Bingo. The batteries are the issue. The electronics will actually have less noise in the cold (but technically only until you freeze out charge carriers in the semiconductors and the camera stops working altogether, but that happens below the temperatures you could survive). If you just keep two sets of batteries like spraynpray suggested, then each time the one in your camera goes "dead" (not really—just gets cold), you can swap out for warm batteries in your pocket.
Also, different batteries based on different chemical reactions will have different behaviors in the cold.
It's chemistry, if you're interested in the details. The chemical reaction in the battery that releases the electrical energy has what's called an activation barrier, which means that it needs some energy input to start the reaction but once it gets going it gives off more energy than it initially took in. It gets that energy investment from heat that it absorbs from the environment, so in a cold environment the reaction rate is a lot lower and the battery looks like it's dead. Once it warms up, the reaction rate goes up again and the battery appears to resurrect.

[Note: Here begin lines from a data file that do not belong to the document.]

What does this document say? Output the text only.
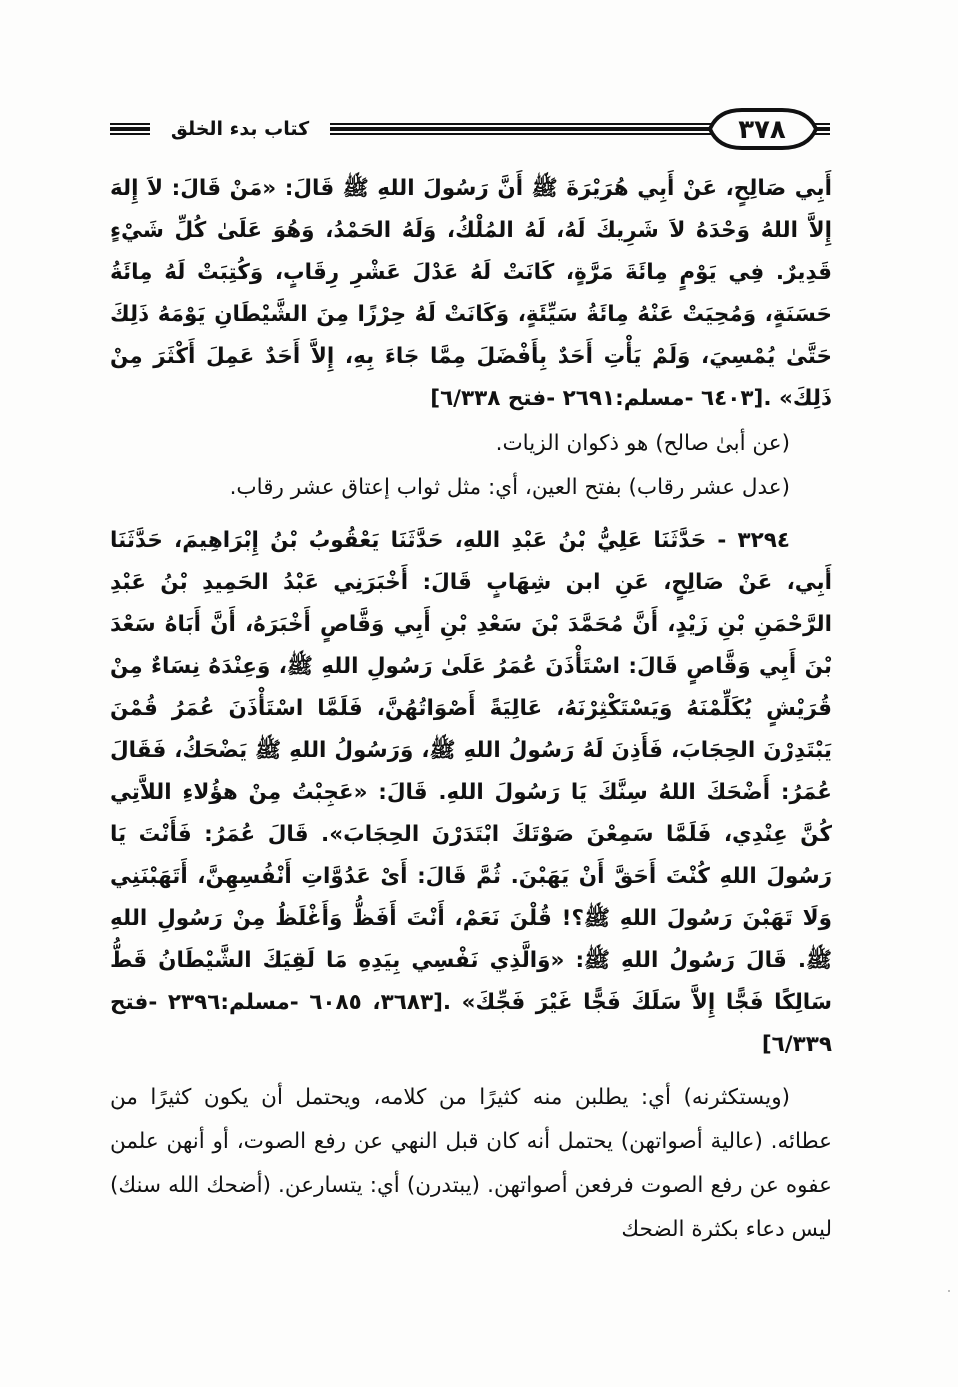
٣٧٨
كتاب بدء الخلق

أَبِي صَالِحٍ، عَنْ أَبِي هُرَيْرَةَ ﷺ أَنَّ رَسُولَ اللهِ ﷺ قَالَ: «مَنْ قَالَ: لاَ إِلهَ إِلاَّ اللهُ وَحْدَهُ لاَ شَرِيكَ لَهُ، لَهُ المُلْكُ، وَلَهُ الحَمْدُ، وَهُوَ عَلَىٰ كُلِّ شَيْءٍ قَدِيرٌ. فِي يَوْمٍ مِائَةَ مَرَّةٍ، كَانَتْ لَهُ عَدْلَ عَشْرِ رِقَابٍ، وَكُتِبَتْ لَهُ مِائَةُ حَسَنَةٍ، وَمُحِيَتْ عَنْهُ مِائَةُ سَيِّئَةٍ، وَكَانَتْ لَهُ حِرْزًا مِنَ الشَّيْطَانِ يَوْمَهُ ذَلِكَ حَتَّىٰ يُمْسِيَ، وَلَمْ يَأْتِ أَحَدٌ بِأَفْضَلَ مِمَّا جَاءَ بِهِ، إِلاَّ أَحَدٌ عَمِلَ أَكْثَرَ مِنْ ذَلِكَ» .[٦٤٠٣ -مسلم:٢٦٩١ -فتح ٦/٣٣٨]

(عن أبىٰ صالح) هو ذكوان الزيات.

(عدل عشر رقاب) بفتح العين، أي: مثل ثواب إعتاق عشر رقاب.

٣٢٩٤ - حَدَّثَنَا عَلِيُّ بْنُ عَبْدِ اللهِ، حَدَّثَنَا يَعْقُوبُ بْنُ إِبْرَاهِيمَ، حَدَّثَنَا أَبِي، عَنْ صَالِحٍ، عَنِ ابن شِهَابٍ قَالَ: أَخْبَرَنِي عَبْدُ الحَمِيدِ بْنُ عَبْدِ الرَّحْمَنِ بْنِ زَيْدٍ، أَنَّ مُحَمَّدَ بْنَ سَعْدِ بْنِ أَبِي وَقَّاصٍ أَخْبَرَهُ، أَنَّ أَبَاهُ سَعْدَ بْنَ أَبِي وَقَّاصٍ قَالَ: اسْتَأْذَنَ عُمَرُ عَلَىٰ رَسُولِ اللهِ ﷺ، وَعِنْدَهُ نِسَاءٌ مِنْ قُرَيْشٍ يُكَلِّمْنَهُ وَيَسْتَكْثِرْنَهُ، عَالِيَةً أَصْوَاتُهُنَّ، فَلَمَّا اسْتَأْذَنَ عُمَرُ قُمْنَ يَبْتَدِرْنَ الحِجَابَ، فَأَذِنَ لَهُ رَسُولُ اللهِ ﷺ، وَرَسُولُ اللهِ ﷺ يَضْحَكُ، فَقَالَ عُمَرُ: أَضْحَكَ اللهُ سِنَّكَ يَا رَسُولَ اللهِ. قَالَ: «عَجِبْتُ مِنْ هؤُلاءِ اللاَّتِي كُنَّ عِنْدِي، فَلَمَّا سَمِعْنَ صَوْتَكَ ابْتَدَرْنَ الحِجَابَ». قَالَ عُمَرُ: فَأَنْتَ يَا رَسُولَ اللهِ كُنْتَ أَحَقَّ أَنْ يَهَبْنَ. ثُمَّ قَالَ: أَىْ عَدُوَّاتِ أَنْفُسِهِنَّ، أَتَهَبْنَنِي وَلَا تَهَبْنَ رَسُولَ اللهِ ﷺ؟! قُلْنَ نَعَمْ، أَنْتَ أَفَظُّ وَأَغْلَظُ مِنْ رَسُولِ اللهِ ﷺ. قَالَ رَسُولُ اللهِ ﷺ: «وَالَّذِي نَفْسِي بِيَدِهِ مَا لَقِيَكَ الشَّيْطَانُ قَطُّ سَالِكًا فَجًّا إِلاَّ سَلَكَ فَجًّا غَيْرَ فَجِّكَ» .[٣٦٨٣، ٦٠٨٥ -مسلم:٢٣٩٦ -فتح ٦/٣٣٩]

(ويستكثرنه) أي: يطلبن منه كثيرًا من كلامه، ويحتمل أن يكون كثيرًا من عطائه. (عالية أصواتهن) يحتمل أنه كان قبل النهي عن رفع الصوت، أو أنهن علمن عفوه عن رفع الصوت فرفعن أصواتهن. (يبتدرن) أي: يتسارعن. (أضحك الله سنك) ليس دعاء بكثرة الضحك
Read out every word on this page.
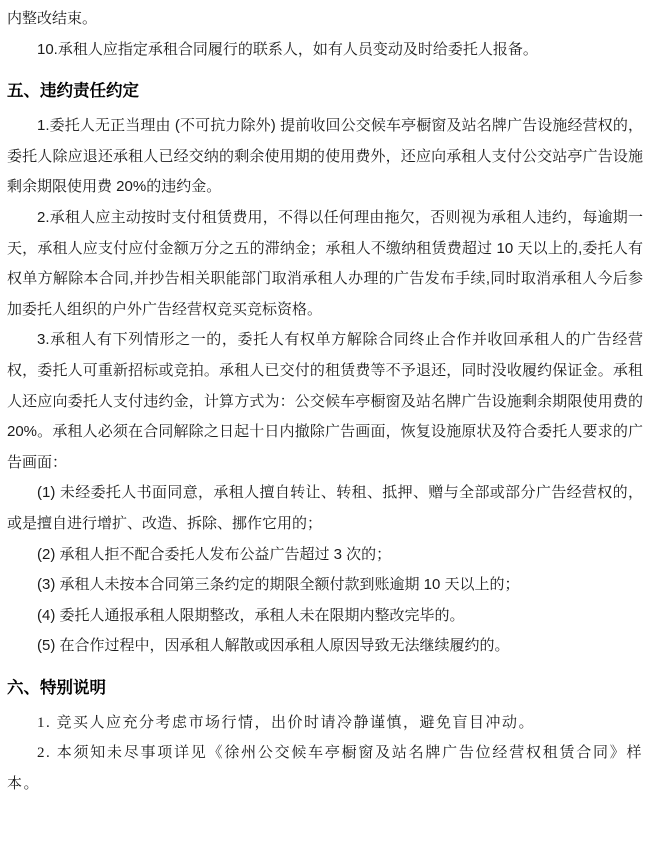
内整改结束。

10.承租人应指定承租合同履行的联系人，如有人员变动及时给委托人报备。

五、违约责任约定

1.委托人无正当理由 (不可抗力除外) 提前收回公交候车亭橱窗及站名牌广告设施经营权的，委托人除应退还承租人已经交纳的剩余使用期的使用费外，还应向承租人支付公交站亭广告设施剩余期限使用费 20%的违约金。

2.承租人应主动按时支付租赁费用，不得以任何理由拖欠，否则视为承租人违约，每逾期一天，承租人应支付应付金额万分之五的滞纳金；承租人不缴纳租赁费超过 10 天以上的,委托人有权单方解除本合同,并抄告相关职能部门取消承租人办理的广告发布手续,同时取消承租人今后参加委托人组织的户外广告经营权竞买竞标资格。

3.承租人有下列情形之一的，委托人有权单方解除合同终止合作并收回承租人的广告经营权，委托人可重新招标或竞拍。承租人已交付的租赁费等不予退还，同时没收履约保证金。承租人还应向委托人支付违约金，计算方式为：公交候车亭橱窗及站名牌广告设施剩余期限使用费的 20%。承租人必须在合同解除之日起十日内撤除广告画面，恢复设施原状及符合委托人要求的广告画面：

(1) 未经委托人书面同意，承租人擅自转让、转租、抵押、赠与全部或部分广告经营权的，或是擅自进行增扩、改造、拆除、挪作它用的；

(2) 承租人拒不配合委托人发布公益广告超过 3 次的；

(3) 承租人未按本合同第三条约定的期限全额付款到账逾期 10 天以上的；

(4) 委托人通报承租人限期整改，承租人未在限期内整改完毕的。

(5) 在合作过程中，因承租人解散或因承租人原因导致无法继续履约的。

六、特别说明

1. 竞买人应充分考虑市场行情，出价时请冷静谨慎，避免盲目冲动。

2. 本须知未尽事项详见《徐州公交候车亭橱窗及站名牌广告位经营权租赁合同》样本。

Most batteries now are lithium anyway, which is pretty reactive, but yeah, that's the general gist. I never thought of batteries in that sense, but it makes perfect sense.
Ah, activation barriers, I remember that from general chemistry and biochemistry... such warm memories. :D
I took my Nikon Coolpix E3700 up to Quebec City once in 2008, the 400th anniversary of it's founding in February. I don't remember specifics, but the average low for that time is -16 C, or 3 F. The average temp is -11 C, or 12 F, and I still got about 200 or so shots per battery, and since I carried 2, I was pretty much good for the day if I didn't use flash too often. And since we were out almost all day, I went out at night too, we went to the Winter Carnival for the fireworks at night, so it got pretty darn cold. Interestingly enough, all I needed was a thin pair of gloves, so it didn't really get all too incredibly cold, but it was certainly more cold than I have ever experienced.
Just Monday I took my D40 with the 35mm 1.8 out in the snow, it was right after the big blizzard in NYC. Near freezing temperatures, the camera performed like a champ. Just to be safe though, I took it out with the 35mm 1.8, it's got better sealing than the 18-135. It must have been around freezing if not below on that day. To be fair though, I went out around midday. Strangely enough, there was no condensation when I moved from indoors to outdoors, and vice versa, which I thought was odd.